Resistance training can positively impact both your physical and mental health with these five benefits:

1. It helps to Keep Body Fat Off

Cardio and aerobic exercise is often touted as the optimum option for losing weight, but resistance training can actually help you lose the weight and keep it off. Resistance training creates lean muscle mass, which increases the body's basal metabolic rate. Your basal metabolic rate (BMR) is the number of calories you would burn if you laid in bed all day long. Having a higher BMR basically turns your body into a more efficient metabolic machine, allowing it to deal with incoming calories more efficiently. The question of whether calories count or not certainly depends on the context of the question. Whether or not it is beneficial to have a more powerful BMR is not. For every pound of muscle you gain, you burn 30 to 50 more calories each day.

2. It Prevents Diseases Such as Heart Disease and Type 2 Diabetes

In addition to being an effective way to lose and keep weight off, resistance training also helps prevent a variety of diseases. By lowering body fat, decreasing blood pressure, and improving cholesterol, resistance training lowers the stress placed on the heart, preventing heart disease. It can also aid in preventing diabetes. One minute to an hour of resistance training a week can reduce the risk of type 2 diabetes by 12 per cent.

3. It Protects Muscle Mass and Bone Density

Without proper exercise, we begin to lose muscle mass as we age. Between the ages of 50 and 80, individuals can lose up to 15 per cent of their muscle mass per decade if they remain inactive, or even develop sarcopenia, a degenerative loss of skeletal muscle mass. Resistance training helps build and maintain muscle and helps protect muscle mass by improving bone density. It also decreases the risk of osteoporosis and can increase spinal bone mineral density.
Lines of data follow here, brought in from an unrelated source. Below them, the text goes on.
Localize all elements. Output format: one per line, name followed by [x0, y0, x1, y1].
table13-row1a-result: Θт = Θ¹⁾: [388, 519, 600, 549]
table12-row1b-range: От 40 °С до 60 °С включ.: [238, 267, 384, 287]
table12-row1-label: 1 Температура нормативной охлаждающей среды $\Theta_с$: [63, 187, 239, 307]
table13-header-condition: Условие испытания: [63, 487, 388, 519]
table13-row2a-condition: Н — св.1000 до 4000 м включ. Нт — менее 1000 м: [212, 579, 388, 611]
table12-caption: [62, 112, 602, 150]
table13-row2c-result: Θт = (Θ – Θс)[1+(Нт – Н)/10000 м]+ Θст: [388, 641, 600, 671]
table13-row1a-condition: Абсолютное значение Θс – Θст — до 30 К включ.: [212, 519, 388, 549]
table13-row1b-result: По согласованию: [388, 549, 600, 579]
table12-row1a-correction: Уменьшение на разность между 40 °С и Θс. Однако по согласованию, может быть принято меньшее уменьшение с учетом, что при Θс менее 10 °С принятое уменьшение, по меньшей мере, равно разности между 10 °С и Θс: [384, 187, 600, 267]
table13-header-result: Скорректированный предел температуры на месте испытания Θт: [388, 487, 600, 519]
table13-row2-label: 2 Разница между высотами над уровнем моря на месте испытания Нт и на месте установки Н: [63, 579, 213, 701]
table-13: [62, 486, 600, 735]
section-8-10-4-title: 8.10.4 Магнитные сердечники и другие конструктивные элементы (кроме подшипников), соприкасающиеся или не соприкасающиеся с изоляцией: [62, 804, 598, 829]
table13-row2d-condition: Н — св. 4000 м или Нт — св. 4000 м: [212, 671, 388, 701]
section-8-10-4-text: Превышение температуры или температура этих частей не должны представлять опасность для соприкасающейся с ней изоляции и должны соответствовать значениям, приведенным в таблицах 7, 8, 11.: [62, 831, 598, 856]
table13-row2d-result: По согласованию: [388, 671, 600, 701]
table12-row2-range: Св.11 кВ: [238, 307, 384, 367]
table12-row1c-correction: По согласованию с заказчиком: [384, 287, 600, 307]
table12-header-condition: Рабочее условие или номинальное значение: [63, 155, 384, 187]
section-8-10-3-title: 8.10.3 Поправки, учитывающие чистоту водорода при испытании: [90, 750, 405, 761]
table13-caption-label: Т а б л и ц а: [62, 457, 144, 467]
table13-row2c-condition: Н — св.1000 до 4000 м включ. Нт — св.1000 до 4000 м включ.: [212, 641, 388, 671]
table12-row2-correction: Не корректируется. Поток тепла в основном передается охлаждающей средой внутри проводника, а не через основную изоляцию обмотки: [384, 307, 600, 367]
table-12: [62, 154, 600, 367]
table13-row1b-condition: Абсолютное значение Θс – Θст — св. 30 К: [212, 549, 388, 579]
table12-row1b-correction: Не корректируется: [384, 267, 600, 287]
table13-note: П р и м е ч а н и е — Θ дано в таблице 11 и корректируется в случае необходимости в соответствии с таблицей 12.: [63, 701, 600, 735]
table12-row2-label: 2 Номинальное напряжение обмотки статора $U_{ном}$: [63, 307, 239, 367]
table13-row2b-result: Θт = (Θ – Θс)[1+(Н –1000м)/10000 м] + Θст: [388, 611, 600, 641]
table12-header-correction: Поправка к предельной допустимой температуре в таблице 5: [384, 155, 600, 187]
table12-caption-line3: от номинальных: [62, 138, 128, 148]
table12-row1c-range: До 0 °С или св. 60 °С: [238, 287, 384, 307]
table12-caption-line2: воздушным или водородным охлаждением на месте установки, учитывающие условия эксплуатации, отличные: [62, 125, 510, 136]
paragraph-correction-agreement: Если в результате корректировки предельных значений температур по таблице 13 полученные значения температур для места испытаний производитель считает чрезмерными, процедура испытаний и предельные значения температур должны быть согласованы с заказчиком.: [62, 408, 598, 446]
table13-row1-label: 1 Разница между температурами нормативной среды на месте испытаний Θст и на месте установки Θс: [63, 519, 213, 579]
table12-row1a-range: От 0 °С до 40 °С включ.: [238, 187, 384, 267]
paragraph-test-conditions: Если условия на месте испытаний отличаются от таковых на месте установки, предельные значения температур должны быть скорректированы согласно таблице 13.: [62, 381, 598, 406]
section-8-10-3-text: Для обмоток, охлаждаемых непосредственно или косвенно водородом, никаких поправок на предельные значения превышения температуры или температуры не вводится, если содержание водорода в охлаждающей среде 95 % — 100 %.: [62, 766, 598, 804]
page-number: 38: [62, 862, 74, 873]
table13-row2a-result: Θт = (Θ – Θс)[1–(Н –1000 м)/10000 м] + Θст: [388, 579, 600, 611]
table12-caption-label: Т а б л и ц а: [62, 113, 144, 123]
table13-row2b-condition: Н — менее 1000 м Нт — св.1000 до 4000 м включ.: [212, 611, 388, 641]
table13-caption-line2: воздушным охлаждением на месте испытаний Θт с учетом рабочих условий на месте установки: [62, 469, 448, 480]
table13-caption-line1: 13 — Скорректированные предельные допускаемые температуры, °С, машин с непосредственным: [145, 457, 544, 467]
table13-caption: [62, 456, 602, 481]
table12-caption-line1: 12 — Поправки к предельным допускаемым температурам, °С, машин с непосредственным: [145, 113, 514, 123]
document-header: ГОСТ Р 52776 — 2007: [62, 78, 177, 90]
4. It Prevents Injury and Builds Strength

Resistance training can also help prevent injuries, especially in the elderly. Resistance training strengthens not only your muscles, but your tendons and ligaments as well, meaning they will be less likely to give way under stress. Resistance training builds muscle around your knees and back, and will also reduce pain in these areas by promoting muscle growth.

5. It Can Make You Happier

In addition to making you leaner, stronger, and healthier, resistance training can also make you happier. Resistance training triggers a biochemical change in your brain that has the same effect as anti-depressants. It also boosts your self-esteem and helps you sleep better and counteract insomnia, allowing your everyday mood to improve.